The first Career Realities interview is with painter Edwina Bracken. A former full-time (and then part-time) art teacher, Edwina has recently completed an MA at Glasgow’s School of Art. She talks about the difference between her expectations and the realities of a teaching career, and how she came to (just about) earn a living as a fine artist. (Apologies for a few glitches in the recording – a few Skype dropout beeps!)

The Career Realities podcast series attempts to uncover the hidden realities of day-to-day work culture in various careers – the hours, the workload, the shift patterns – and questions the often-repeated assumption that paid work is our primary source of life fulfillment.

(For a more extensive introduction to the Career Realities interviews see here.)

Podcast excerpts:

On combining a teaching career with your own painting work

I thought with the time off that you get with teaching I could fit my other art career in around the paid teaching work. That was my idea. […] So I went and did the course, and I was really overwhelmed at the scope of the job, it was a much heavier, labour intensive job than I had imagined from the outside. It was horrendously difficult to train.

I said to her [my mentor], ‘when does this become easy?’, and she said, ‘oh, after about three years’. […] But before that it was just full-on all the way, and every holiday we used to get sick.

[My own painting work] was non-existent. I didn’t do any painting or any of my own work for about five years. The teaching job was so intensive that the holiday time would come around and you would just fit in the other things that you would do in your life, […] the things that you didn’t have time when you were teaching.

I couldn’t move forward with my own art practice if I remained working within that stricture that the teaching job dictates.
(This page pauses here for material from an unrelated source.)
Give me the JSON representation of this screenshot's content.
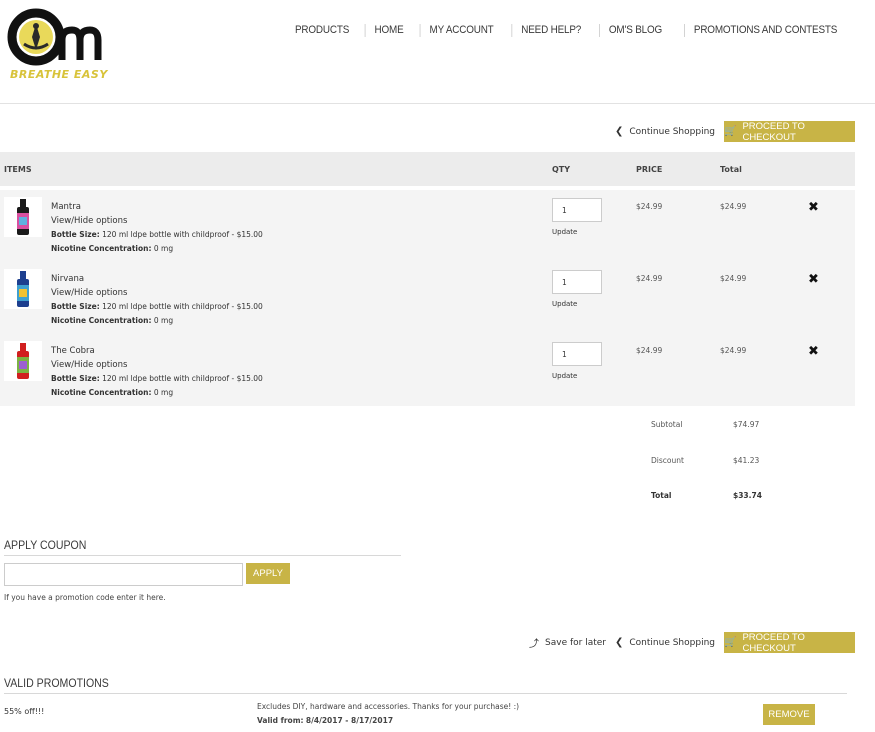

You know where you’re going to be on the 1st of September, you can’t really deviate from the plan, irrespective of being part-time.

On the psychological barriers to overcome when you quit a career

I felt I’d become slightly institutionalised because I’d worked in teaching for ten years, and on the one hand knowing where you’re going to be on the 1st of September can be quite frustrating, but on the other hand its really reassuring because you know you’re going to have a fixed income. So I had to come round to the idea that that was going to be a liberating experience. [Q: And was it?] Yes, it was great!

On deciding what paid work to take

I find that a lot of jobs that I would like to do are full-time jobs, and I can’t do them, because clearly I would have no time to make my work, research it and then put it out there. It can be a really tough call.

On advising my younger self

Look for a mentor. Because I think mentors are so valuable. Even if it’s not in art, just to look at how somebody can work for themselves, the way to manage your time and a work ethic. I don’t think it matters what it is you want to do, but you need to find some practical way into that.

Networking is crucial. I think sometimes it gets a really bad press. Sometimes people think it’s an ‘I’ll scratch your back you scratch mine.’ But your network is just who you can ask questions to, and then from there who do they know. Also speaking to people about what you are doing in any situation leads to networks, saying who you are and what you are doing and what you are interested in, and you never know where that leads.